Freaky Tales (2024): I’m not sure where I caught the case of optimism, but I expected an anthology movie with this particular title to contain tales somewhat freakier than the one about the punks who are attacked by Nazis, decide to fight back the next time, and then fight back the next time, or the one about two young women who are invited to a rap battle, take part in the rap battle, and win the rap battle. This is more Tales of the Bleeding Obvious material.
Apparently, directors Anna Boden and Ryan Fleck are big fans of classic exploitation movies, but their modern version of them is bland, antiseptic, and just too nice to truly get the spirit. That the blood and gore is all CGI is absolutely telling in this regard. Doing a proper left-wing style exploitation movie seems like a fine goal to me, but this surely isn’t it.
Clown in a Cornfield (2025): As far as modern retro-slasher comedies go, Eli Craig’s Clown is a perfectly decent time – it’s certainly well-made, has a couple of jokes that actually hit, and a fine final girl in Katie Douglas. It’s also less sadistically minded than rather a lot of modern slashers at the moment, and doesn’t feature endless, boring, torture sequences; it falls in the opposite direction a little, so the violence is a bit too weightless and too cartoonish to ever produce much suspense, proving that you really can’t satisfy me in this regard.
But really, it’s the kind of perfectly decent film, most probably made by perfectly decent filmmakers there’s very little to say about.
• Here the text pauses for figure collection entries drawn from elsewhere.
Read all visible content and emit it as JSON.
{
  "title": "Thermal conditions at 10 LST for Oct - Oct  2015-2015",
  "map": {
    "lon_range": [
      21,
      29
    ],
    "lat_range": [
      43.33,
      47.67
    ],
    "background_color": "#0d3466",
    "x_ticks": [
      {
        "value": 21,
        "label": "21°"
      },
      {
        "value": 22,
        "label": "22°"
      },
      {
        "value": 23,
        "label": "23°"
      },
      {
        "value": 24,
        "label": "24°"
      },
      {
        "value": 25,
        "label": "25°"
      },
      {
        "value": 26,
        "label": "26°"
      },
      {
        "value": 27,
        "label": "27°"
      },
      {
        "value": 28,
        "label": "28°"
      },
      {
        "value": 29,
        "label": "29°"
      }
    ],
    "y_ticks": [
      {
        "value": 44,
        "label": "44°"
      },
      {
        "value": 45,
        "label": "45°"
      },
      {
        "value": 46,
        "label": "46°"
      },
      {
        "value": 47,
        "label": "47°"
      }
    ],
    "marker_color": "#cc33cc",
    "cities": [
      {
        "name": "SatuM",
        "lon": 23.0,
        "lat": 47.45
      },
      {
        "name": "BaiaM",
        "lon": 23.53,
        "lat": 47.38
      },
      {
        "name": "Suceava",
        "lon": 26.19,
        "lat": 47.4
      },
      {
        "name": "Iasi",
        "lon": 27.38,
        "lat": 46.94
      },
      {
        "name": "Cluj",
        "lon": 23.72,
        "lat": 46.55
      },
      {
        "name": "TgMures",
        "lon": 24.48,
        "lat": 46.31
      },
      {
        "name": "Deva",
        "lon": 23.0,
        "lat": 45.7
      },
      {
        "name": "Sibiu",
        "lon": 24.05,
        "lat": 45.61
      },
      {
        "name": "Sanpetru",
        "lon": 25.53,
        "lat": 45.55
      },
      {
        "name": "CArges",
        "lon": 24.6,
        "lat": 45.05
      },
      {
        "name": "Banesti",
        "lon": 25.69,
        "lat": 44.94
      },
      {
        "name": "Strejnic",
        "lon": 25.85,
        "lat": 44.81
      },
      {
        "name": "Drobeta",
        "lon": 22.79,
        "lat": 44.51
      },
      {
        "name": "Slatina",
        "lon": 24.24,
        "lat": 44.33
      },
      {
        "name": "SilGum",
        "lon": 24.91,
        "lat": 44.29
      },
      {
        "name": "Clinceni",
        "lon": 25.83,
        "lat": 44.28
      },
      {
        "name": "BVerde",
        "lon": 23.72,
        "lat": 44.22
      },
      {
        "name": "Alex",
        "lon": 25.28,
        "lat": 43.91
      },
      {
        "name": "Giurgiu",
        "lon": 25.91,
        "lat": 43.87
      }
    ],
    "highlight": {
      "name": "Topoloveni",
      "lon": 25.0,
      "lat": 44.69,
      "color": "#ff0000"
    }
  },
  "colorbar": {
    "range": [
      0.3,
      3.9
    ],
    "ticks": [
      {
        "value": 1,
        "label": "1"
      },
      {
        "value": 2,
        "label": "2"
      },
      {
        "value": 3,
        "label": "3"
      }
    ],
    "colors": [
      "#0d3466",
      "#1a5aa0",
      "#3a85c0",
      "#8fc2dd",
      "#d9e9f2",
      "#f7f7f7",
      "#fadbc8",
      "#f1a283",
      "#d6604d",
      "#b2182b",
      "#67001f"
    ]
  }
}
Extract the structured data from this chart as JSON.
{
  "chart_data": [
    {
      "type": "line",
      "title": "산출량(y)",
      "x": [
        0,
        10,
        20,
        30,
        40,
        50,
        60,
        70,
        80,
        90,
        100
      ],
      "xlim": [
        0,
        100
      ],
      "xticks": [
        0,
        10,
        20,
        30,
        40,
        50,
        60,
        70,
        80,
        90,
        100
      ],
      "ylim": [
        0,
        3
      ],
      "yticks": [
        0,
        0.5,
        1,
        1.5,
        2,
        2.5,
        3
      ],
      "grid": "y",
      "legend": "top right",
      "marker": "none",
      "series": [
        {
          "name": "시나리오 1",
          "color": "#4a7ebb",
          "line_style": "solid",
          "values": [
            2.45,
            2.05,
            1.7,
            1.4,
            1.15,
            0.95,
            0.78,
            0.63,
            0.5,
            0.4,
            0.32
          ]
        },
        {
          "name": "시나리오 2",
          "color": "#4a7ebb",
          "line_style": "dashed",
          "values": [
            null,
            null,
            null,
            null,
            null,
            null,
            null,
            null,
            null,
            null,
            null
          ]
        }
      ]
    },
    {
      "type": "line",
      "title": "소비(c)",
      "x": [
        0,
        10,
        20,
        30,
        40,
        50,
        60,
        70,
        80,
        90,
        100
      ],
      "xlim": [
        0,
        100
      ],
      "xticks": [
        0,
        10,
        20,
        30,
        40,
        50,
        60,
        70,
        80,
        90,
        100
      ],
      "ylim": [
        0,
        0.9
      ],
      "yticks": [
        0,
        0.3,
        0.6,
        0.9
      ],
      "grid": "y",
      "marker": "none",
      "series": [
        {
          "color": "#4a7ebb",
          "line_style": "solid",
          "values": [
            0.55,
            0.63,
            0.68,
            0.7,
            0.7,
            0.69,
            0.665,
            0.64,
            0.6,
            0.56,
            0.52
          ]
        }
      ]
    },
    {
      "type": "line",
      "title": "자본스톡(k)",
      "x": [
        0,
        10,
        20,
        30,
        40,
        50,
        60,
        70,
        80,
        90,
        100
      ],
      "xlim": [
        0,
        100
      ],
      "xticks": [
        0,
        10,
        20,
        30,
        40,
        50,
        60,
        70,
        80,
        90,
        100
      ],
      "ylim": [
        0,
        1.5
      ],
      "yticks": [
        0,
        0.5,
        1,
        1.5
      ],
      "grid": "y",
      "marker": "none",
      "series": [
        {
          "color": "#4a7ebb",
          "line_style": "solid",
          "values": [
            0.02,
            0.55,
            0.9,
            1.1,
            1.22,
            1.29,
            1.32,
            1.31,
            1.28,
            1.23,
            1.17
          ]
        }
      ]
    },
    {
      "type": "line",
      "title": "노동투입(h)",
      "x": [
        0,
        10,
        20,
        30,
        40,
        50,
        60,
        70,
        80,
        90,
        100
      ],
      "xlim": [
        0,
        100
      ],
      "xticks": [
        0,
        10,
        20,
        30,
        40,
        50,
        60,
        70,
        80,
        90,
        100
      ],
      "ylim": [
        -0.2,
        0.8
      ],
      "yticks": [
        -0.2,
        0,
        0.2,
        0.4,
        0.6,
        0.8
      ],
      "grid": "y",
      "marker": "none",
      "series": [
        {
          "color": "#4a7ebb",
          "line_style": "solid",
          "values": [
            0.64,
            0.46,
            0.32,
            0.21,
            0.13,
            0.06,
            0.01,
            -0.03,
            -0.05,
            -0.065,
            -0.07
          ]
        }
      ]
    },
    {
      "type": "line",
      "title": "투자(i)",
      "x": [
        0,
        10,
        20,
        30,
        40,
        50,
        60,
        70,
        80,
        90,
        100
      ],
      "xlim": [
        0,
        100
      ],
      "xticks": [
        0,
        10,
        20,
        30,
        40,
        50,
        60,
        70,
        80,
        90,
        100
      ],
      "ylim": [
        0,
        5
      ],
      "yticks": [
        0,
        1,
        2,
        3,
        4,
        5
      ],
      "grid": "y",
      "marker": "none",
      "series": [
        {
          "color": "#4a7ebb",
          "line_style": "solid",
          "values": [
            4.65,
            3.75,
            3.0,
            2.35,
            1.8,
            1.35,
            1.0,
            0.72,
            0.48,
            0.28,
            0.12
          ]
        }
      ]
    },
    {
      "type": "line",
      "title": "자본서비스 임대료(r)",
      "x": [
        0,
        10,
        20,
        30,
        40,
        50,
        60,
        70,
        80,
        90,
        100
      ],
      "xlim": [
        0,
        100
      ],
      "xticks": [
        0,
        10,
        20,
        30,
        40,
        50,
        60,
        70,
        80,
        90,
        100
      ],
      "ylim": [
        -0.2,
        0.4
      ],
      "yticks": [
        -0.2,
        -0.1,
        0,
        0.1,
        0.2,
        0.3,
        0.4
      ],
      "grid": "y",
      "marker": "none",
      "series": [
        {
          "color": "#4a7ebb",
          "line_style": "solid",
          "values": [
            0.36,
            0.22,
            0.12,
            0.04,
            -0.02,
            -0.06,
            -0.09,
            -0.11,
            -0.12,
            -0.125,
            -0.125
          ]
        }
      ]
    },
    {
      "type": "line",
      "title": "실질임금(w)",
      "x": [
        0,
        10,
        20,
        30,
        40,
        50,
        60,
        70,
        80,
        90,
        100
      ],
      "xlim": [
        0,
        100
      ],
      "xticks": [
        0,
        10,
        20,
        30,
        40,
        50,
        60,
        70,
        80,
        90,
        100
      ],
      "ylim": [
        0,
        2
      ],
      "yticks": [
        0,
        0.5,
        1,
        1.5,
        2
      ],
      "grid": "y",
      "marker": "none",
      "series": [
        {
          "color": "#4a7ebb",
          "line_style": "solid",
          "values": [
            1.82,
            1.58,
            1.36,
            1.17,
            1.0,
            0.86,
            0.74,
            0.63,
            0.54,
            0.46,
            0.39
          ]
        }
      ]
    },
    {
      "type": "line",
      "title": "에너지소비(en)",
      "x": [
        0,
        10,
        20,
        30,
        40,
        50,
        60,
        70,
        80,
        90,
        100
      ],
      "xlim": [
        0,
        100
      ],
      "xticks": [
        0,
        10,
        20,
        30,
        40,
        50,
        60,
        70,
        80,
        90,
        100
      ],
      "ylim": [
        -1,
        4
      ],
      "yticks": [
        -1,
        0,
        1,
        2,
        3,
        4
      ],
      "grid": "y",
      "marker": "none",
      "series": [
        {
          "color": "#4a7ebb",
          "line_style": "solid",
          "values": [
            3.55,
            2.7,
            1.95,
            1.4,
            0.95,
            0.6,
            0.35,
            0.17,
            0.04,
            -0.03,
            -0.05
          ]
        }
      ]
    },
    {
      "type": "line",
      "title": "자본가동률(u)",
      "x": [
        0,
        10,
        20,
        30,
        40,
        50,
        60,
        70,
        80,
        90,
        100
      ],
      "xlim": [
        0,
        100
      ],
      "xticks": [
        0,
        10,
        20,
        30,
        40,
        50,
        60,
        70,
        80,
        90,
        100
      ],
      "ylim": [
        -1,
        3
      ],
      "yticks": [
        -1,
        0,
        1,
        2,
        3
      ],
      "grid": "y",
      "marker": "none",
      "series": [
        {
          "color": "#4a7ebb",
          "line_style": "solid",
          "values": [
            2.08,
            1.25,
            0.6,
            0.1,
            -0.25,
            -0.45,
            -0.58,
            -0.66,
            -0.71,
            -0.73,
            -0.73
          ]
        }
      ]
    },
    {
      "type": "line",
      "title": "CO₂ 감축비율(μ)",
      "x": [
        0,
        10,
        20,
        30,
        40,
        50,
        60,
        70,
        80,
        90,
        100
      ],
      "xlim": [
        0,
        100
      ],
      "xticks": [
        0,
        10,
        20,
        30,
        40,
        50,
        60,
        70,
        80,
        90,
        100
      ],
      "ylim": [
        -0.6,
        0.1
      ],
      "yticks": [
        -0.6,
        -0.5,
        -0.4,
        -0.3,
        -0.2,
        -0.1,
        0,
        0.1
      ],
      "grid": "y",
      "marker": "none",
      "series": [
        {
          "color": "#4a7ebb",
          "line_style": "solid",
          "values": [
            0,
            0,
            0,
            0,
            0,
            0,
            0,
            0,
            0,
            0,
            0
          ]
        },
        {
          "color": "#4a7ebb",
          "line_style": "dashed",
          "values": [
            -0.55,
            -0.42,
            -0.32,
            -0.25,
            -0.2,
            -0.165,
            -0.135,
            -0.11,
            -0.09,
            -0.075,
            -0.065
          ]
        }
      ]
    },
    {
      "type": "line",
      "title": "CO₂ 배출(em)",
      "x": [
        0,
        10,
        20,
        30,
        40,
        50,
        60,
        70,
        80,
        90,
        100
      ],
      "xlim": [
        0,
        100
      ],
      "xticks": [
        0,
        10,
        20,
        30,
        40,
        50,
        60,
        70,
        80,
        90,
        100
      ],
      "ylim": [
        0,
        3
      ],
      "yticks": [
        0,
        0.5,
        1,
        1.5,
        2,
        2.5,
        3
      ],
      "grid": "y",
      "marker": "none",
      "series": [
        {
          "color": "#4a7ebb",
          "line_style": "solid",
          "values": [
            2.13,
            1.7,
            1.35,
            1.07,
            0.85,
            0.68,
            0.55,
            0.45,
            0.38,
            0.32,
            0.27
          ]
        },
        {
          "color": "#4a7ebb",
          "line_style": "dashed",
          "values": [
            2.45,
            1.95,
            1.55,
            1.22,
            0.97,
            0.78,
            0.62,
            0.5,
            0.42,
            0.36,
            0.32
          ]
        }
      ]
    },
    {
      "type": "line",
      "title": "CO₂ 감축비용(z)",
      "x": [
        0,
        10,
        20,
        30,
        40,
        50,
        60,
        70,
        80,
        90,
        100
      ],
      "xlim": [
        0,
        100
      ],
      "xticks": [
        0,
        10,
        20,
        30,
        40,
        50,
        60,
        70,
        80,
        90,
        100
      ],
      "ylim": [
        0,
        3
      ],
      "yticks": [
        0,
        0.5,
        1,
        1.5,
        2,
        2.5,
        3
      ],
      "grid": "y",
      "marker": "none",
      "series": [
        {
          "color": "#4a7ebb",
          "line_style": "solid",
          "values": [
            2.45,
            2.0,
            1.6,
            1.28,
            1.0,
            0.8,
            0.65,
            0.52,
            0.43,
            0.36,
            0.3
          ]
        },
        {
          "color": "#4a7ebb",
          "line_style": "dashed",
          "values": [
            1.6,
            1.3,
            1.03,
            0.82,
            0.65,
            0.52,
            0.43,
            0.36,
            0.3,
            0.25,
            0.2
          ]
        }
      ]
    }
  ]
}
Eclipse (1977): This film about a very awkward Christmas dinner with the alcoholic wife of a deceased twin and his neurotic brother, close after the accidental (or was it?) death, was only rediscovered thanks to the efforts of its male lead Tom Conti.
It’s an interesting film, building a mood of tension out of occasional flashbacks, awkward and tense social interaction and a pretty fantastic synth score.
In its general tone the film is a sibling to some of the weirder and more abstract regional films from the US (this is a Scottish film), particularly in its insistence on getting by on a mood of tension and dread alone – there are no revelations coming you didn’t expect, and there’s a slightness to these particular sets of neuroses that sometimes gets in the film’s way.
But unlike the other two films in this entry made fifty years later, Eclipse really strains for something unique, and gains a certain power from it even if it doesn’t quite succeed.